Sears’ impending closure leaves Great Northern Mall management and customers worried about the repercussions of losing the longtime anchor store. The news is compounded by concerns about the future of two other anchor stores, JCPenney and Macy’s, both of which have reported financial challenges.
Great Northern officials weren’t given notice of Sears’ current liquidation sale and impending closing, said mall General Manager Kristin Cala. “We found out when everybody else did,” she said.
Sears is one of the original anchor stores for the mall, which opened in 1976. The departure leaves Dick’s Sporting Goods and Dillard’s as the anchor stores, along with JC Penney and Macy’s.
Officials at Great Northern and Starwood Retail Partners, the Chicago firm that runs the mall, are considering the implications of Sears’ closing. “Our corporate officials are always reviewing different potential strategies and options about leasing and other potential opportunities,” Cala said.
Starwood officials did not return a phone call.
Sears has not told her its closing date, Cala said, adding that she doesn’t know how many employees work at the Great Northern store.

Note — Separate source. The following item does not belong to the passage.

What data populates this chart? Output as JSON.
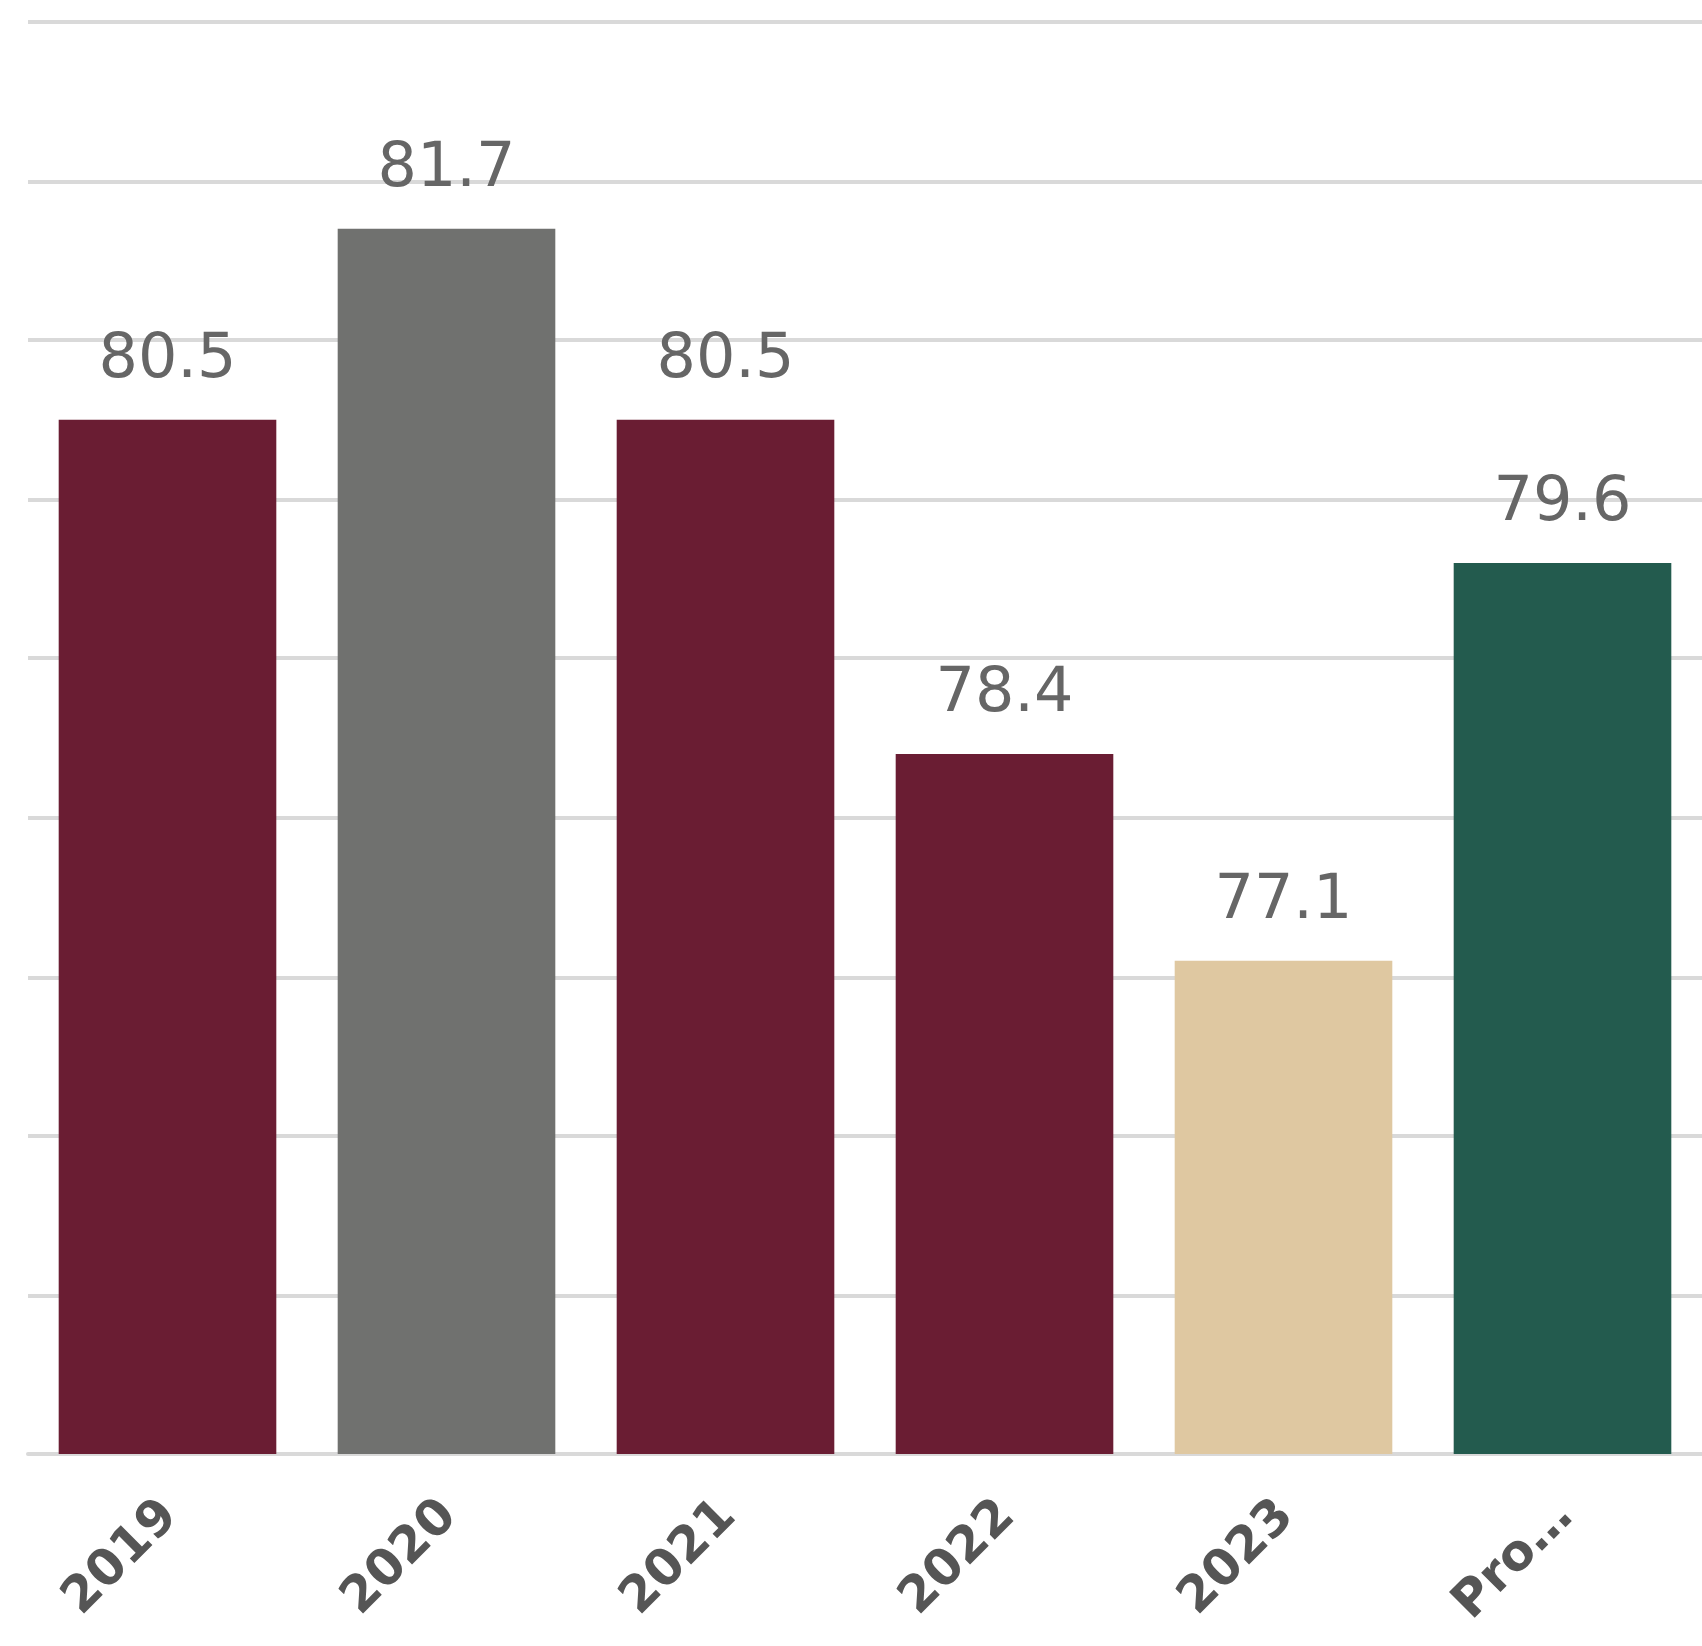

Store managers referred questions to the corporate office. However, Sears corporate officials declined to comment.
Pat Mears, 54, of North Olmsted, has been shopping at Sears for more than 30 years. A retired tool and die worker at Voss Aerospace, Mears bought a wide range of lawn and home care equipment at the store.
“I didn’t want a bunch of junk,” Mears said. “What I got from Sears was high quality and I knew I could do good work with them. I also could get them repaired when I needed to and replace them with something good when the time came to get something new.”
Mears said he can go to other stores for equipment, but added it will be an adjustment.
“I trusted what I got from Sears because it worked well and lasted,” Mears said.
Despite the coming loss of Sears, Cala said she is encouraged by what she sees in the mall.
“We’re seeing an increase in foot traffic,” Cala said. “People are coming out more and as we continue to work on getting things back up again, we should see more business and interest in what is going on at the mall.”
North Olmsted city officials also are preparing to deal with the loss of Sears.
“It’s the end of an era, no doubt about that,” said Councilman Paul Schumann, the finance committee chairman. “It was just about the last Sears in Ohio. It’s tough because people will be losing jobs and that’s sad. I don’t know how much of an economic impact it will have because I’m not sure if they were doing a lot of business lately.”